Long considered a niche activity for children and professional arborists, competitive tree climbing has recently grown in popularity, with regional, national, and international climbing contests held annually around the globe.

Hamilton arborist Krista Strating, winner of the 2014 North American Tree Climbing Championship, describes the sport as like childhood tree climbing, only “on steroids.”

She’s not far off in her description: using a special harness and rope, Strating can climb a 60-foot tree in less than a minute.

For the more casual climbing enthusiast, here is a beginner’s guide to climbing trees in Toronto:

Where to climb
– Be careful where you climb in Toronto: there are several bylaws prohibiting climbing in public places such as parks and squares, as well as street posts and trees. In 2013, Toronto resident Dylan Deziel sustained an injury after a police officer arrested him for climbing a tree in Kensington Market’s Bellevue Square Park.

– Your best bet is to practice tree climbing on private property; if this option is unavailable, then it may be prudent to go climbing with a friend who runs slower than you do.

Preparations and safety
­– Be sure to warm up, stretch, and hydrate before you climb. Remember, tree climbing can be physically demanding, and it’s important to properly prepare yourself before beginning your climb.

– When choosing a tree to climb, look for a full-grown, sturdy tree with big branches that will support your weight. Avoid young trees, or trees with branches that look dry or as if they are rotting.

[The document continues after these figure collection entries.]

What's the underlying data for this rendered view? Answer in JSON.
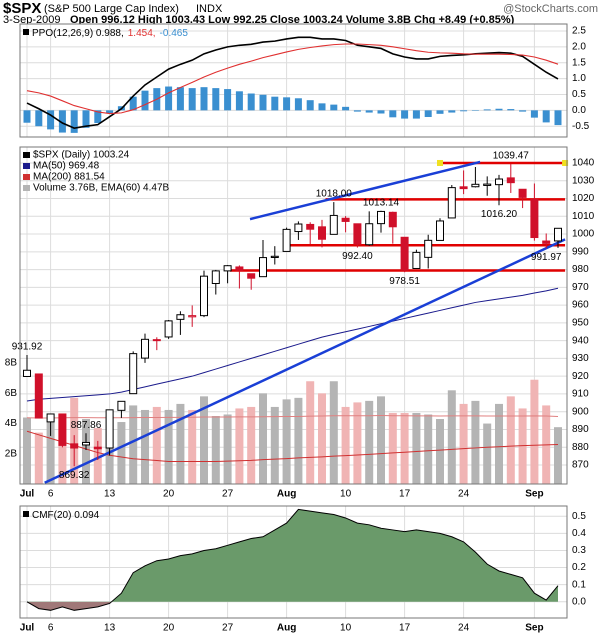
{
  "header": {
    "symbol": "$SPX",
    "name": "(S&P 500 Large Cap Index)",
    "exchange": "INDX",
    "source": "@StockCharts.com",
    "date": "3-Sep-2009",
    "quote": "Open 996.12 High 1003.43 Low 992.25 Close 1003.24 Volume 3.8B Chg +8.49 (+0.85%)"
  },
  "chart_data": [
    {
      "type": "line",
      "grid": true,
      "ylim": [
        -0.84,
        2.72
      ],
      "yticks": [
        -0.5,
        {
          "value": 0,
          "label": "0.0"
        },
        0.5,
        {
          "value": 1,
          "label": "1.0"
        },
        1.5,
        {
          "value": 2,
          "label": "2.0"
        },
        2.5
      ],
      "series": [
        {
          "name": "PPO(12,26,9) 0.988,",
          "color": "#000000",
          "kind": "line",
          "values": [
            0.23,
            0.05,
            -0.15,
            -0.4,
            -0.56,
            -0.5,
            -0.45,
            -0.2,
            0.05,
            0.45,
            0.8,
            1.05,
            1.3,
            1.45,
            1.58,
            1.78,
            1.9,
            2.0,
            2.05,
            2.08,
            2.15,
            2.18,
            2.25,
            2.3,
            2.3,
            2.25,
            2.25,
            2.2,
            2.05,
            2.0,
            1.95,
            1.78,
            1.68,
            1.62,
            1.62,
            1.7,
            1.73,
            1.75,
            1.78,
            1.8,
            1.82,
            1.8,
            1.7,
            1.45,
            1.2,
            0.988
          ]
        },
        {
          "name": "1.454,",
          "color": "#e03030",
          "kind": "line",
          "values": [
            0.62,
            0.55,
            0.45,
            0.3,
            0.15,
            0.05,
            -0.05,
            -0.1,
            -0.08,
            0.02,
            0.18,
            0.35,
            0.55,
            0.72,
            0.88,
            1.05,
            1.2,
            1.33,
            1.45,
            1.55,
            1.66,
            1.75,
            1.84,
            1.92,
            1.98,
            2.03,
            2.07,
            2.09,
            2.09,
            2.07,
            2.05,
            2.0,
            1.94,
            1.88,
            1.83,
            1.81,
            1.8,
            1.78,
            1.77,
            1.77,
            1.77,
            1.76,
            1.74,
            1.68,
            1.58,
            1.454
          ]
        },
        {
          "name": "-0.465",
          "color": "#3a8fd0",
          "kind": "bar",
          "values": [
            -0.39,
            -0.5,
            -0.6,
            -0.7,
            -0.71,
            -0.55,
            -0.4,
            -0.1,
            0.13,
            0.43,
            0.62,
            0.7,
            0.75,
            0.73,
            0.7,
            0.73,
            0.7,
            0.67,
            0.6,
            0.53,
            0.49,
            0.43,
            0.41,
            0.38,
            0.32,
            0.22,
            0.18,
            0.11,
            -0.04,
            -0.07,
            -0.1,
            -0.22,
            -0.26,
            -0.26,
            -0.21,
            -0.11,
            -0.07,
            -0.03,
            0.01,
            0.03,
            0.05,
            0.04,
            -0.04,
            -0.23,
            -0.38,
            -0.465
          ]
        }
      ]
    },
    {
      "type": "candlestick",
      "grid": true,
      "ylim": [
        859.3,
        1049
      ],
      "yticks": [
        870,
        880,
        890,
        900,
        910,
        920,
        930,
        940,
        950,
        960,
        970,
        980,
        990,
        1000,
        1010,
        1020,
        1030,
        1040
      ],
      "y2lim": [
        0,
        22.3
      ],
      "y2ticks": [
        {
          "value": 2,
          "label": "2B"
        },
        {
          "value": 4,
          "label": "4B"
        },
        {
          "value": 6,
          "label": "6B"
        },
        {
          "value": 8,
          "label": "8B"
        }
      ],
      "categories": [
        "Jul",
        null,
        "6",
        null,
        null,
        null,
        null,
        "13",
        null,
        null,
        null,
        null,
        "20",
        null,
        null,
        null,
        null,
        "27",
        null,
        null,
        null,
        null,
        "Aug",
        null,
        null,
        null,
        null,
        "10",
        null,
        null,
        null,
        null,
        "17",
        null,
        null,
        null,
        null,
        "24",
        null,
        null,
        null,
        null,
        null,
        "Sep",
        null,
        null
      ],
      "up_color": "#000000",
      "down_color": "#d0102a",
      "series": [
        {
          "name": "$SPX (Daily) 1003.24",
          "type": "candlestick",
          "open": [
            919.82,
            921.24,
            894.27,
            898.6,
            881.9,
            881.28,
            880.03,
            879.57,
            900.77,
            910.15,
            930.17,
            940.56,
            942.07,
            951.97,
            953.4,
            954.07,
            972.16,
            979.26,
            981.48,
            977.66,
            976.01,
            986.8,
            990.22,
            1001.41,
            1005.41,
            1004.06,
            999.83,
            1008.89,
            1005.77,
            994.0,
            1005.86,
            1012.23,
            998.18,
            980.62,
            986.88,
            996.41,
            1009.06,
            1026.59,
            1026.63,
            1027.35,
            1027.81,
            1031.62,
            1025.21,
            1019.52,
            996.07,
            996.12
          ],
          "high": [
            931.92,
            921.24,
            898.72,
            898.6,
            886.8,
            887.86,
            883.57,
            901.05,
            905.84,
            933.95,
            943.96,
            941.89,
            951.62,
            956.53,
            959.83,
            979.42,
            979.79,
            982.49,
            982.35,
            977.76,
            996.68,
            993.18,
            1003.61,
            1007.12,
            1006.64,
            1008.0,
            1018.0,
            1010.12,
            1005.77,
            1012.78,
            1013.14,
            1012.6,
            998.18,
            991.2,
            999.61,
            1008.92,
            1027.59,
            1035.82,
            1037.75,
            1032.47,
            1033.33,
            1039.47,
            1025.21,
            1028.45,
            1000.34,
            1003.43
          ],
          "low": [
            919.82,
            896.42,
            886.36,
            879.93,
            869.32,
            878.45,
            872.81,
            875.32,
            896.5,
            910.15,
            927.45,
            934.65,
            940.99,
            943.22,
            947.75,
            953.27,
            965.95,
            972.29,
            969.35,
            968.65,
            976.01,
            982.85,
            990.22,
            996.68,
            994.31,
            992.49,
            999.83,
            1000.99,
            992.4,
            993.36,
            1000.82,
            994.6,
            978.51,
            980.62,
            980.62,
            996.39,
            1009.06,
            1022.48,
            1026.21,
            1021.57,
            1016.2,
            1023.13,
            1014.62,
            996.28,
            991.97,
            992.25
          ],
          "close": [
            923.33,
            896.42,
            898.72,
            881.03,
            879.56,
            882.68,
            879.13,
            901.05,
            905.84,
            932.68,
            940.74,
            940.38,
            951.13,
            954.58,
            954.07,
            976.29,
            979.26,
            982.18,
            979.62,
            975.15,
            986.75,
            987.48,
            1002.63,
            1005.65,
            1002.72,
            997.08,
            1010.48,
            1007.1,
            994.35,
            1005.81,
            1012.73,
            1004.09,
            979.73,
            989.67,
            996.46,
            1007.37,
            1026.13,
            1025.57,
            1028.0,
            1028.12,
            1030.98,
            1028.93,
            1020.62,
            998.04,
            994.75,
            1003.24
          ]
        },
        {
          "name": "MA(50) 969.48",
          "type": "line",
          "color": "#1a1a8c",
          "values": [
            906,
            907,
            907.5,
            908,
            908.5,
            909,
            909.5,
            910,
            911,
            912.5,
            914,
            915.5,
            917,
            918.5,
            920,
            922,
            924,
            926,
            928,
            930,
            932,
            934,
            936,
            938,
            940,
            942,
            943.5,
            945,
            946.5,
            948,
            949.5,
            951,
            952.5,
            954,
            955.5,
            957,
            958.5,
            960,
            961.5,
            962.5,
            963.5,
            964.5,
            965.5,
            966.8,
            968,
            969.48
          ]
        },
        {
          "name": "MA(200) 881.54",
          "type": "line",
          "color": "#d03030",
          "values": [
            889,
            887,
            885,
            883,
            881,
            879,
            877,
            875.5,
            874.5,
            873.5,
            873,
            872.5,
            872,
            872,
            872,
            872,
            872,
            872.2,
            872.4,
            872.6,
            873,
            873.3,
            873.6,
            874,
            874.3,
            874.6,
            875,
            875.3,
            875.6,
            876,
            876.4,
            876.8,
            877.2,
            877.6,
            878,
            878.4,
            878.8,
            879.2,
            879.6,
            880,
            880.3,
            880.6,
            880.9,
            881.1,
            881.3,
            881.54
          ]
        },
        {
          "name": "Volume 3.76B, EMA(60) 4.47B",
          "type": "bar",
          "axis": "y2",
          "color": "#b4b4b4",
          "down_color": "#f0b4b4",
          "values": [
            4.4,
            3.4,
            4.3,
            4.7,
            5.7,
            4.3,
            3.7,
            4.5,
            4.1,
            5.2,
            4.9,
            5.1,
            4.9,
            5.3,
            4.9,
            5.8,
            4.5,
            4.6,
            5.0,
            5.1,
            6.0,
            5.1,
            5.6,
            5.7,
            6.8,
            6.0,
            6.8,
            5.1,
            5.4,
            5.5,
            5.8,
            4.7,
            4.7,
            4.7,
            4.6,
            4.3,
            6.2,
            5.3,
            5.5,
            4.0,
            5.3,
            5.8,
            5.0,
            6.9,
            5.2,
            3.76
          ]
        },
        {
          "type": "line",
          "axis": "y2",
          "color": "#e08080",
          "values": [
            4.38,
            4.37,
            4.37,
            4.38,
            4.39,
            4.39,
            4.38,
            4.38,
            4.38,
            4.39,
            4.4,
            4.4,
            4.41,
            4.41,
            4.42,
            4.43,
            4.43,
            4.43,
            4.44,
            4.44,
            4.45,
            4.46,
            4.47,
            4.47,
            4.49,
            4.5,
            4.52,
            4.52,
            4.52,
            4.52,
            4.53,
            4.52,
            4.52,
            4.51,
            4.51,
            4.5,
            4.51,
            4.51,
            4.51,
            4.5,
            4.5,
            4.5,
            4.5,
            4.51,
            4.5,
            4.47
          ]
        }
      ],
      "lines": [
        {
          "color": "#e00000",
          "points": [
            [
              35,
              1040
            ],
            [
              45.6,
              1040
            ]
          ]
        },
        {
          "color": "#e00000",
          "points": [
            [
              25.3,
              1019.5
            ],
            [
              45.6,
              1019.5
            ]
          ]
        },
        {
          "color": "#e00000",
          "points": [
            [
              21.9,
              993.7
            ],
            [
              45.6,
              993.7
            ]
          ]
        },
        {
          "color": "#e00000",
          "points": [
            [
              17.2,
              979.5
            ],
            [
              45.6,
              979.5
            ]
          ]
        },
        {
          "color": "#1a3fd6",
          "points": [
            [
              18.9,
              1008.4
            ],
            [
              38.4,
              1040.6
            ]
          ]
        },
        {
          "color": "#1a3fd6",
          "points": [
            [
              1.5,
              860
            ],
            [
              45.6,
              997
            ]
          ]
        }
      ],
      "annotations": [
        {
          "label": "931.92",
          "value": 931.92,
          "index": 0
        },
        {
          "label": "887.86",
          "value": 887.86,
          "index": 5
        },
        {
          "label": "869.32",
          "value": 869.32,
          "index": 4
        },
        {
          "label": "1018.00",
          "value": 1018.0,
          "index": 26
        },
        {
          "label": "1013.14",
          "value": 1013.14,
          "index": 30
        },
        {
          "label": "992.40",
          "value": 992.4,
          "index": 28
        },
        {
          "label": "978.51",
          "value": 978.51,
          "index": 32
        },
        {
          "label": "1039.47",
          "value": 1039.47,
          "index": 41
        },
        {
          "label": "1016.20",
          "value": 1016.2,
          "index": 40
        },
        {
          "label": "991.97",
          "value": 991.97,
          "index": 44
        }
      ]
    },
    {
      "type": "area",
      "grid": true,
      "ylim": [
        -0.095,
        0.56
      ],
      "yticks": [
        {
          "value": 0,
          "label": "0.0"
        },
        0.1,
        0.2,
        0.3,
        0.4,
        0.5
      ],
      "categories": [
        "Jul",
        null,
        "6",
        null,
        null,
        null,
        null,
        "13",
        null,
        null,
        null,
        null,
        "20",
        null,
        null,
        null,
        null,
        "27",
        null,
        null,
        null,
        null,
        "Aug",
        null,
        null,
        null,
        null,
        "10",
        null,
        null,
        null,
        null,
        "17",
        null,
        null,
        null,
        null,
        "24",
        null,
        null,
        null,
        null,
        null,
        "Sep",
        null,
        null
      ],
      "series": [
        {
          "name": "CMF(20) 0.094",
          "color": "#6a9a6a",
          "negative_color": "#a07878",
          "line_color": "#000000",
          "values": [
            0.0,
            -0.04,
            -0.05,
            -0.03,
            -0.05,
            -0.04,
            -0.03,
            -0.01,
            0.05,
            0.17,
            0.21,
            0.24,
            0.25,
            0.27,
            0.28,
            0.3,
            0.31,
            0.33,
            0.35,
            0.37,
            0.38,
            0.42,
            0.46,
            0.54,
            0.53,
            0.52,
            0.51,
            0.49,
            0.46,
            0.45,
            0.43,
            0.42,
            0.41,
            0.42,
            0.41,
            0.4,
            0.38,
            0.35,
            0.29,
            0.22,
            0.18,
            0.16,
            0.14,
            0.05,
            0.01,
            0.094
          ]
        }
      ]
    }
  ]
}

– Don’t feel the need to climb all the way to the top of a tree. Some trees become very unstable at tall heights, and may not be able to safely support your weight.

Climbing techniques

– Start your climb by finding a sturdy foothold. This may come in the form of a knot, a hole in the bark, or a smaller branch. If there aren’t any footholds, be ready to jump!

– Don’t just use your arms to climb up the tree — using your core and legs to move from branch to branch will make your climb much easier.

– Descend slowly and carefully, and always make sure you have a stable position before taking the next step down.